Within this project we aimed at (i) characterizing the first cell cycle following exit from quiescence and (ii) identifying cell fate determinants that segregate asymmetrically to unravel the mechanisms underlying cell lineage establishment using the budding yeast Saccharomyces cerevisiae as a working model. Several important results were obtained:
- A novel method was developed to improve cell cycle analysis in yeast using the thymidine analog EdU (5’-ethynyl-2’-deoxyuridine). This protocol is now used in routine to determine (i) whether some mutants have replication defects that may have escaped detection using the tools previously available, (ii) the duration of G1, S and G2+M cell cycle phases, and (iii) whether the fraction of cells in each phase of the cell cycle varies depending on the environment.
- We also devised methods to isolate large amounts of quiescent yeast cells that, upon release in rich medium, synchronously initiate and progress through the cell cycle. Surprisingly we found that the B-type cyclin Clb3, which normally promotes the G2/M transition in vegetative cells, is already expressed in G1 after G0 exit. This is the first indication that this cell cycle is different from the one traditionally studied.
- We found that the evolutionary conserved Greatwall/Rim15 pathway promotes cell cycle entry and cell size homeostasis during metabolic rewiring of cells as they shift from fermentation to respiration before quiescence entry.
- Strikingly we found that germinating yeast spores tend to co-segregate chromatids containing the older DNA strand, similar to what was observed in mouse adult stem cells exiting quiescence and establishing a new cell lineage.
- We compared the nuclear composition of cells arrested in late G1 either after G0 exit or after continuous proliferation, establishing a list of proteins (including histones and enzymes involved in dNTP synthesis) that are enriched after G0 exit. These are candidates to unravel the mechanisms underlying the asymmetric segregation of sister chromatids.
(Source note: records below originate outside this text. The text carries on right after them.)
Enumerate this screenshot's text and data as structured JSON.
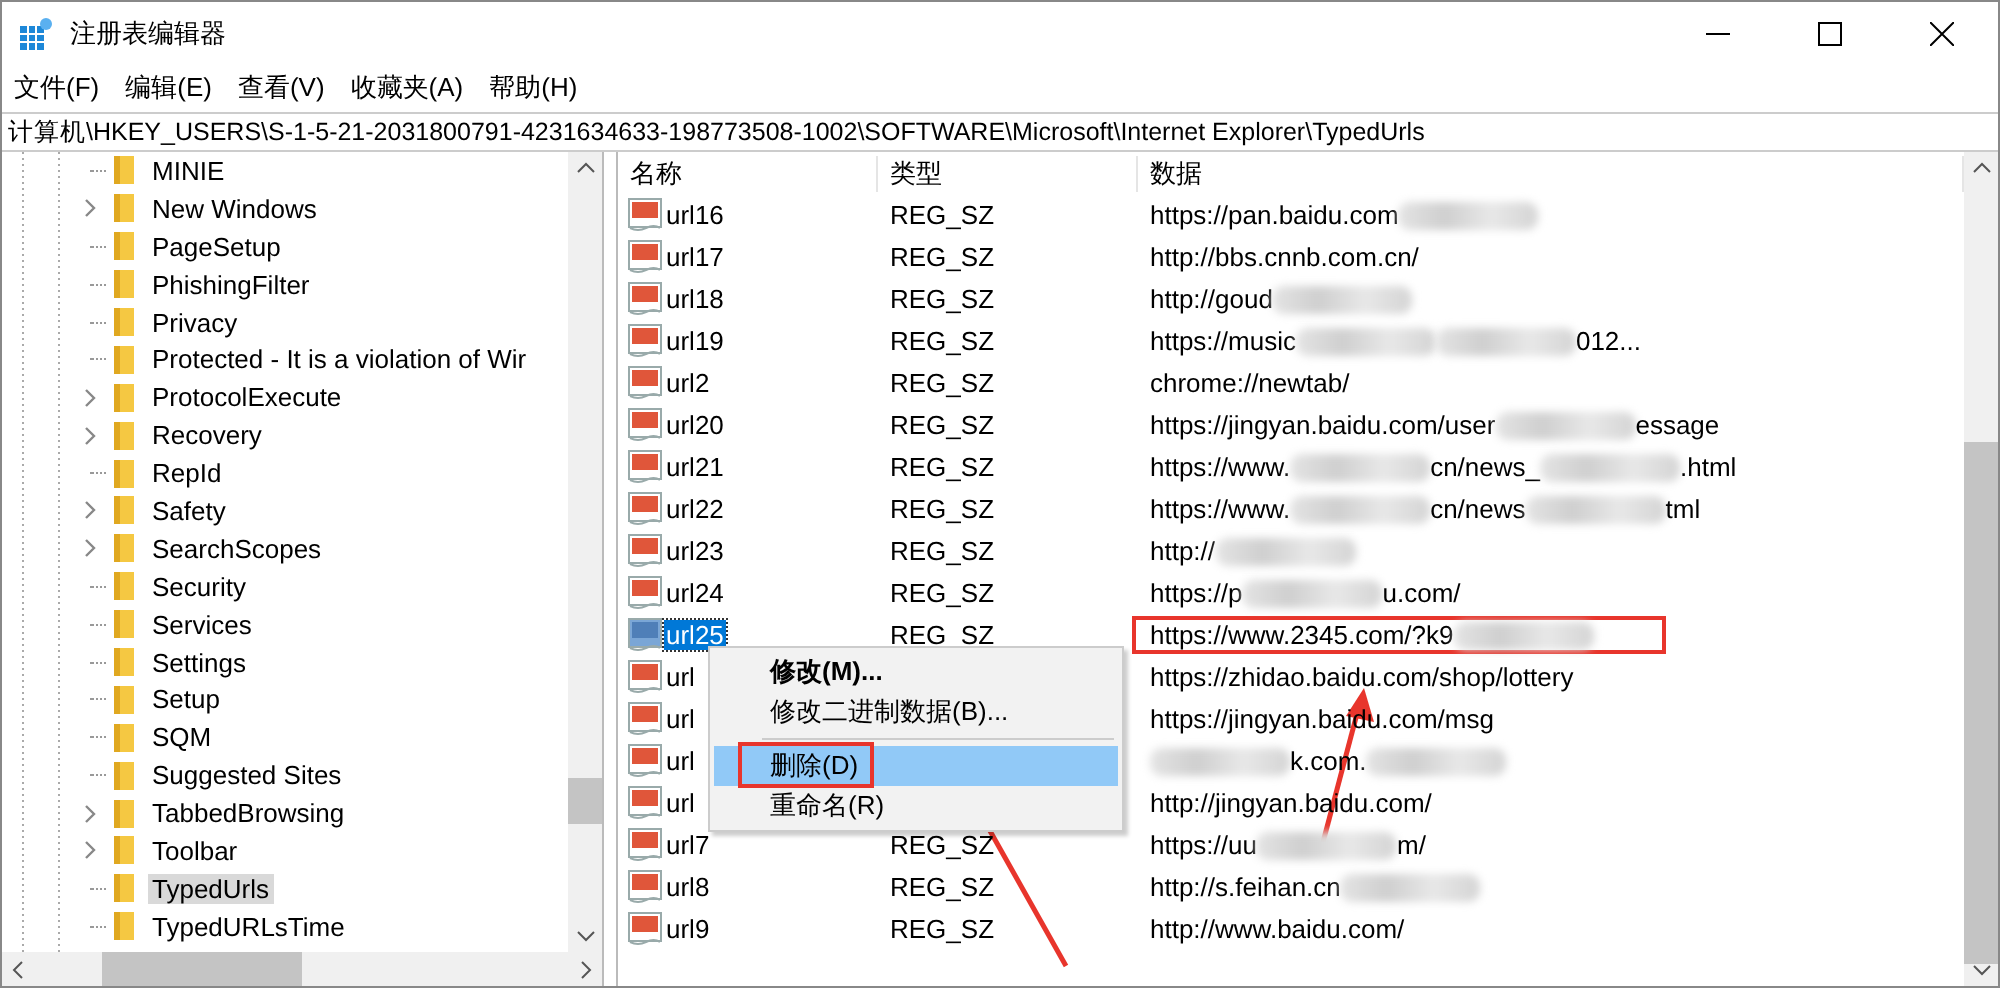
{
  "window": {
    "title": "注册表编辑器"
  },
  "menu": [
    {
      "label": "文件(F)"
    },
    {
      "label": "编辑(E)"
    },
    {
      "label": "查看(V)"
    },
    {
      "label": "收藏夹(A)"
    },
    {
      "label": "帮助(H)"
    }
  ],
  "address": "计算机\\HKEY_USERS\\S-1-5-21-2031800791-4231634633-198773508-1002\\SOFTWARE\\Microsoft\\Internet Explorer\\TypedUrls",
  "tree": [
    {
      "label": "MINIE",
      "expandable": false,
      "selected": false
    },
    {
      "label": "New Windows",
      "expandable": true,
      "selected": false
    },
    {
      "label": "PageSetup",
      "expandable": false,
      "selected": false
    },
    {
      "label": "PhishingFilter",
      "expandable": false,
      "selected": false
    },
    {
      "label": "Privacy",
      "expandable": false,
      "selected": false
    },
    {
      "label": "Protected - It is a violation of Wir",
      "expandable": false,
      "selected": false
    },
    {
      "label": "ProtocolExecute",
      "expandable": true,
      "selected": false
    },
    {
      "label": "Recovery",
      "expandable": true,
      "selected": false
    },
    {
      "label": "RepId",
      "expandable": false,
      "selected": false
    },
    {
      "label": "Safety",
      "expandable": true,
      "selected": false
    },
    {
      "label": "SearchScopes",
      "expandable": true,
      "selected": false
    },
    {
      "label": "Security",
      "expandable": false,
      "selected": false
    },
    {
      "label": "Services",
      "expandable": false,
      "selected": false
    },
    {
      "label": "Settings",
      "expandable": false,
      "selected": false
    },
    {
      "label": "Setup",
      "expandable": false,
      "selected": false
    },
    {
      "label": "SQM",
      "expandable": false,
      "selected": false
    },
    {
      "label": "Suggested Sites",
      "expandable": false,
      "selected": false
    },
    {
      "label": "TabbedBrowsing",
      "expandable": true,
      "selected": false
    },
    {
      "label": "Toolbar",
      "expandable": true,
      "selected": false
    },
    {
      "label": "TypedUrls",
      "expandable": false,
      "selected": true
    },
    {
      "label": "TypedURLsTime",
      "expandable": false,
      "selected": false
    }
  ],
  "columns": [
    "名称",
    "类型",
    "数据"
  ],
  "rows": [
    {
      "name": "url16",
      "type": "REG_SZ",
      "data": [
        {
          "kind": "text",
          "text": "https://pan.baidu.com"
        },
        {
          "kind": "blur"
        }
      ],
      "selected": false,
      "boxed": false
    },
    {
      "name": "url17",
      "type": "REG_SZ",
      "data": [
        {
          "kind": "text",
          "text": "http://bbs.cnnb.com.cn/"
        }
      ],
      "selected": false,
      "boxed": false
    },
    {
      "name": "url18",
      "type": "REG_SZ",
      "data": [
        {
          "kind": "text",
          "text": "http://goud"
        },
        {
          "kind": "blur"
        }
      ],
      "selected": false,
      "boxed": false
    },
    {
      "name": "url19",
      "type": "REG_SZ",
      "data": [
        {
          "kind": "text",
          "text": "https://music"
        },
        {
          "kind": "blur"
        },
        {
          "kind": "blur"
        },
        {
          "kind": "text",
          "text": "012..."
        }
      ],
      "selected": false,
      "boxed": false
    },
    {
      "name": "url2",
      "type": "REG_SZ",
      "data": [
        {
          "kind": "text",
          "text": "chrome://newtab/"
        }
      ],
      "selected": false,
      "boxed": false
    },
    {
      "name": "url20",
      "type": "REG_SZ",
      "data": [
        {
          "kind": "text",
          "text": "https://jingyan.baidu.com/user"
        },
        {
          "kind": "blur"
        },
        {
          "kind": "text",
          "text": "essage"
        }
      ],
      "selected": false,
      "boxed": false
    },
    {
      "name": "url21",
      "type": "REG_SZ",
      "data": [
        {
          "kind": "text",
          "text": "https://www."
        },
        {
          "kind": "blur"
        },
        {
          "kind": "text",
          "text": "cn/news_"
        },
        {
          "kind": "blur"
        },
        {
          "kind": "text",
          "text": ".html"
        }
      ],
      "selected": false,
      "boxed": false
    },
    {
      "name": "url22",
      "type": "REG_SZ",
      "data": [
        {
          "kind": "text",
          "text": "https://www."
        },
        {
          "kind": "blur"
        },
        {
          "kind": "text",
          "text": "cn/news"
        },
        {
          "kind": "blur"
        },
        {
          "kind": "text",
          "text": "tml"
        }
      ],
      "selected": false,
      "boxed": false
    },
    {
      "name": "url23",
      "type": "REG_SZ",
      "data": [
        {
          "kind": "text",
          "text": "http://"
        },
        {
          "kind": "blur"
        }
      ],
      "selected": false,
      "boxed": false
    },
    {
      "name": "url24",
      "type": "REG_SZ",
      "data": [
        {
          "kind": "text",
          "text": "https://p"
        },
        {
          "kind": "blur"
        },
        {
          "kind": "text",
          "text": "u.com/"
        }
      ],
      "selected": false,
      "boxed": false
    },
    {
      "name": "url25",
      "type": "REG_SZ",
      "data": [
        {
          "kind": "text",
          "text": "https://www.2345.com/?k9"
        },
        {
          "kind": "blur"
        }
      ],
      "selected": true,
      "boxed": true
    },
    {
      "name": "url",
      "data": [
        {
          "kind": "text",
          "text": "https://zhidao.baidu.com/shop/lottery"
        }
      ],
      "selected": false,
      "boxed": false
    },
    {
      "name": "url",
      "data": [
        {
          "kind": "text",
          "text": "https://jingyan.baidu.com/msg"
        }
      ],
      "selected": false,
      "boxed": false
    },
    {
      "name": "url",
      "data": [
        {
          "kind": "blur"
        },
        {
          "kind": "text",
          "text": "k.com."
        },
        {
          "kind": "blur"
        }
      ],
      "selected": false,
      "boxed": false
    },
    {
      "name": "url",
      "data": [
        {
          "kind": "text",
          "text": "http://jingyan.baidu.com/"
        }
      ],
      "selected": false,
      "boxed": false
    },
    {
      "name": "url7",
      "type": "REG_SZ",
      "data": [
        {
          "kind": "text",
          "text": "https://uu"
        },
        {
          "kind": "blur"
        },
        {
          "kind": "text",
          "text": "m/"
        }
      ],
      "selected": false,
      "boxed": false
    },
    {
      "name": "url8",
      "type": "REG_SZ",
      "data": [
        {
          "kind": "text",
          "text": "http://s.feihan.cn"
        },
        {
          "kind": "blur"
        }
      ],
      "selected": false,
      "boxed": false
    },
    {
      "name": "url9",
      "type": "REG_SZ",
      "data": [
        {
          "kind": "text",
          "text": "http://www.baidu.com/"
        }
      ],
      "selected": false,
      "boxed": false
    }
  ],
  "context_menu": {
    "items": [
      {
        "kind": "item",
        "label": "修改(M)...",
        "bold": true,
        "highlighted": false,
        "boxed": false
      },
      {
        "kind": "item",
        "label": "修改二进制数据(B)...",
        "bold": false,
        "highlighted": false,
        "boxed": false
      },
      {
        "kind": "separator"
      },
      {
        "kind": "item",
        "label": "删除(D)",
        "bold": false,
        "highlighted": true,
        "boxed": true
      },
      {
        "kind": "item",
        "label": "重命名(R)",
        "bold": false,
        "highlighted": false,
        "boxed": false
      }
    ]
  }
}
The results obtained within this project are at the intersection of cell cycle, metabolism and stem cell biology. They open promising new avenues to unravel the mechanism involved in the asymmetric segregation of cell fate determinants. Such studies are highly relevant for stem cell biology and therapeutic purposes. Indeed (i) the imbalance between stem cell self-renewal and differentiation may underlie several disorder (tumorigenesis, tissue ageing or degeneration), (ii) the discovery of induced pluripotent stem (iPS) cells has broadened the promises of regenerative medicine (iii) a hypothesis about cancer stem cells proposes that they would be necessary and sufficient to initiate and maintain the disease. Therefore, using stem cells or developing therapies without fully mastering the mechanisms leading to self-renewal and differentiation may lead to treatment failure.